Hossam Elshahaby1
Cairo University, Egypt
Title: An end to end system for subtitle text extraction from movie videos
Biography
Biography: Hossam Elshahaby1
Abstract
A new technique for text detection inside a complex graphical background, its extraction, and enhancement to be easily recognized using the optical character recognition (OCR). The technique uses a deep neural network for feature extraction and classifying the text as containing text or not. An Error Handling and Correction (EHC) technique is used to resolve classification errors. A Multiple Frame Integration (MFI) algorithm is introduced to extract the graphical text from its background.
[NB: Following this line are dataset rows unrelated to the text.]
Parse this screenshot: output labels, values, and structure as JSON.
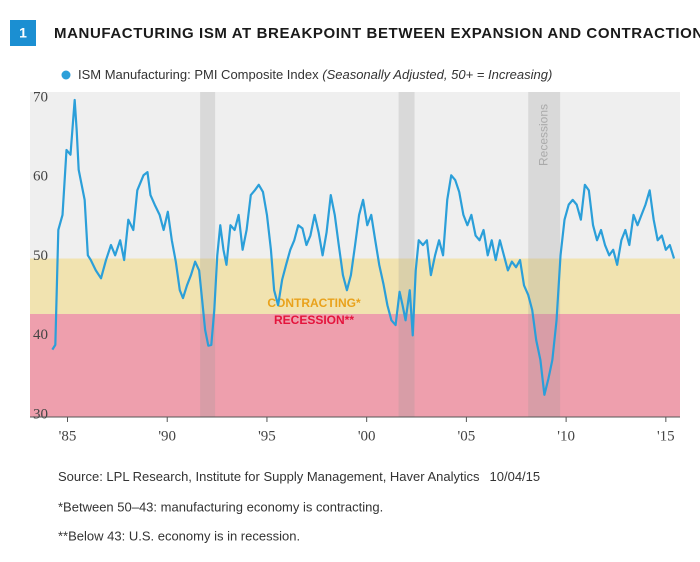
{
  "chart_number": "1",
  "chart_data": {
    "type": "line",
    "title": "MANUFACTURING ISM AT BREAKPOINT BETWEEN EXPANSION AND CONTRACTION",
    "legend_note": "(Seasonally Adjusted, 50+ = Increasing)",
    "x": [
      1984.24,
      1984.39,
      1984.54,
      1984.75,
      1984.95,
      1985.15,
      1985.36,
      1985.46,
      1985.56,
      1985.71,
      1985.86,
      1986.02,
      1986.17,
      1986.42,
      1986.68,
      1986.93,
      1987.18,
      1987.39,
      1987.64,
      1987.84,
      1988.05,
      1988.3,
      1988.5,
      1988.81,
      1989.01,
      1989.16,
      1989.37,
      1989.62,
      1989.82,
      1990.03,
      1990.23,
      1990.43,
      1990.63,
      1990.79,
      1990.99,
      1991.19,
      1991.4,
      1991.6,
      1991.75,
      1991.9,
      1992.06,
      1992.21,
      1992.36,
      1992.51,
      1992.66,
      1992.82,
      1992.97,
      1993.17,
      1993.38,
      1993.58,
      1993.78,
      1993.98,
      1994.19,
      1994.39,
      1994.59,
      1994.8,
      1995.0,
      1995.2,
      1995.36,
      1995.56,
      1995.76,
      1995.96,
      1996.17,
      1996.37,
      1996.57,
      1996.78,
      1996.98,
      1997.18,
      1997.39,
      1997.59,
      1997.79,
      1997.99,
      1998.2,
      1998.4,
      1998.6,
      1998.81,
      1999.01,
      1999.21,
      1999.42,
      1999.62,
      1999.82,
      2000.03,
      2000.23,
      2000.43,
      2000.63,
      2000.84,
      2001.04,
      2001.24,
      2001.45,
      2001.65,
      2001.8,
      2001.95,
      2002.16,
      2002.31,
      2002.46,
      2002.61,
      2002.82,
      2003.02,
      2003.22,
      2003.43,
      2003.63,
      2003.83,
      2004.04,
      2004.24,
      2004.44,
      2004.64,
      2004.85,
      2005.05,
      2005.25,
      2005.46,
      2005.66,
      2005.86,
      2006.07,
      2006.27,
      2006.47,
      2006.68,
      2006.88,
      2007.08,
      2007.28,
      2007.49,
      2007.69,
      2007.89,
      2008.1,
      2008.3,
      2008.5,
      2008.71,
      2008.91,
      2009.11,
      2009.31,
      2009.52,
      2009.72,
      2009.92,
      2010.13,
      2010.33,
      2010.53,
      2010.74,
      2010.94,
      2011.14,
      2011.35,
      2011.55,
      2011.75,
      2011.95,
      2012.16,
      2012.36,
      2012.56,
      2012.77,
      2012.97,
      2013.17,
      2013.38,
      2013.58,
      2013.78,
      2013.98,
      2014.19,
      2014.39,
      2014.59,
      2014.8,
      2015.0,
      2015.2,
      2015.41
    ],
    "series": [
      {
        "name": "ISM Manufacturing: PMI Composite Index",
        "color": "#2b9fd9",
        "values": [
          38.5,
          39.1,
          53.6,
          55.5,
          63.7,
          63.1,
          70,
          66.2,
          61.2,
          59.3,
          57.4,
          50.4,
          49.8,
          48.5,
          47.5,
          49.8,
          51.7,
          50.4,
          52.3,
          49.8,
          54.9,
          53.6,
          58.6,
          60.5,
          60.9,
          58,
          56.8,
          55.5,
          53.6,
          55.9,
          52.3,
          49.6,
          46,
          45,
          46.6,
          47.9,
          49.6,
          48.5,
          44.8,
          41,
          39,
          39.1,
          43.5,
          50.4,
          54.2,
          51.1,
          49.2,
          54.2,
          53.6,
          55.5,
          51.1,
          53.6,
          58,
          58.6,
          59.3,
          58.4,
          55.5,
          51.1,
          46,
          44.1,
          47.3,
          49.2,
          51.1,
          52.3,
          54.2,
          53.8,
          51.7,
          52.9,
          55.5,
          53.3,
          50.4,
          53.3,
          58,
          55.5,
          51.7,
          47.9,
          46,
          47.9,
          51.7,
          55.5,
          57.4,
          54.2,
          55.5,
          52.3,
          49.2,
          46.8,
          44.1,
          42.2,
          41.6,
          45.8,
          44.1,
          42.2,
          46,
          40.3,
          48.5,
          52.3,
          51.7,
          52.3,
          47.9,
          50.4,
          52.3,
          50.4,
          57.4,
          60.5,
          59.9,
          58.4,
          55.5,
          54.2,
          55.5,
          52.9,
          52.3,
          53.6,
          50.4,
          52.3,
          49.8,
          52.3,
          50.4,
          48.5,
          49.6,
          48.9,
          49.8,
          46.6,
          45.4,
          43.5,
          39.7,
          37.2,
          32.8,
          34.8,
          37.2,
          42.2,
          50.4,
          54.9,
          56.8,
          57.4,
          56.8,
          54.9,
          59.3,
          58.6,
          54.2,
          52.3,
          53.6,
          51.7,
          50.4,
          51.1,
          49.2,
          52.3,
          53.6,
          51.7,
          55.5,
          54.2,
          55.5,
          56.8,
          58.6,
          54.9,
          52.3,
          52.9,
          51.1,
          51.7,
          50.0
        ]
      }
    ],
    "xlim": [
      1983.12,
      2015.71
    ],
    "ylim": [
      30,
      70
    ],
    "xticks": [
      {
        "value": 1985,
        "label": "'85"
      },
      {
        "value": 1990,
        "label": "'90"
      },
      {
        "value": 1995,
        "label": "'95"
      },
      {
        "value": 2000,
        "label": "'00"
      },
      {
        "value": 2005,
        "label": "'05"
      },
      {
        "value": 2010,
        "label": "'10"
      },
      {
        "value": 2015,
        "label": "'15"
      }
    ],
    "yticks": [
      30,
      40,
      50,
      60,
      70
    ],
    "recessions_label": "Recessions",
    "recessions": [
      [
        1991.65,
        1992.4
      ],
      [
        2001.6,
        2002.4
      ],
      [
        2008.1,
        2009.7
      ]
    ],
    "zones": [
      {
        "label": "CONTRACTING*",
        "from": 43,
        "to": 50,
        "color": "#f1e3b0",
        "label_color": "#e9a21c"
      },
      {
        "label": "RECESSION**",
        "from": 30,
        "to": 43,
        "color": "#ee9fad",
        "label_color": "#e4143c"
      }
    ]
  },
  "footer": {
    "source": "Source: LPL Research, Institute for Supply Management, Haver Analytics",
    "date": "10/04/15",
    "notes": [
      "*Between 50–43: manufacturing economy is contracting.",
      "**Below 43: U.S. economy is in recession."
    ]
  }
}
Text enhancement is done by adjusting the contrast, minimize noise, and increasing the pixels resolution. A standalone software Component-Off-The-Shelf (COTS) is used to recognize the text characters and qualify the system performance. Generalization for multilingual text is done with the proposed solution. A newly created dataset containing videos with different languages is collected for this purpose to be used as a benchmark. A new HMVGG16 Convolutional Neural Network (CNN) is used for frame classification as text containing or non-text containing, has accuracy equals to 98%. The introduced system weighted average caption extraction accuracy equals to 96.15%. The Correctly Detected Characters (CDC) average recognition accuracy using the Abbyy SDK OCR engine equals 97.75%.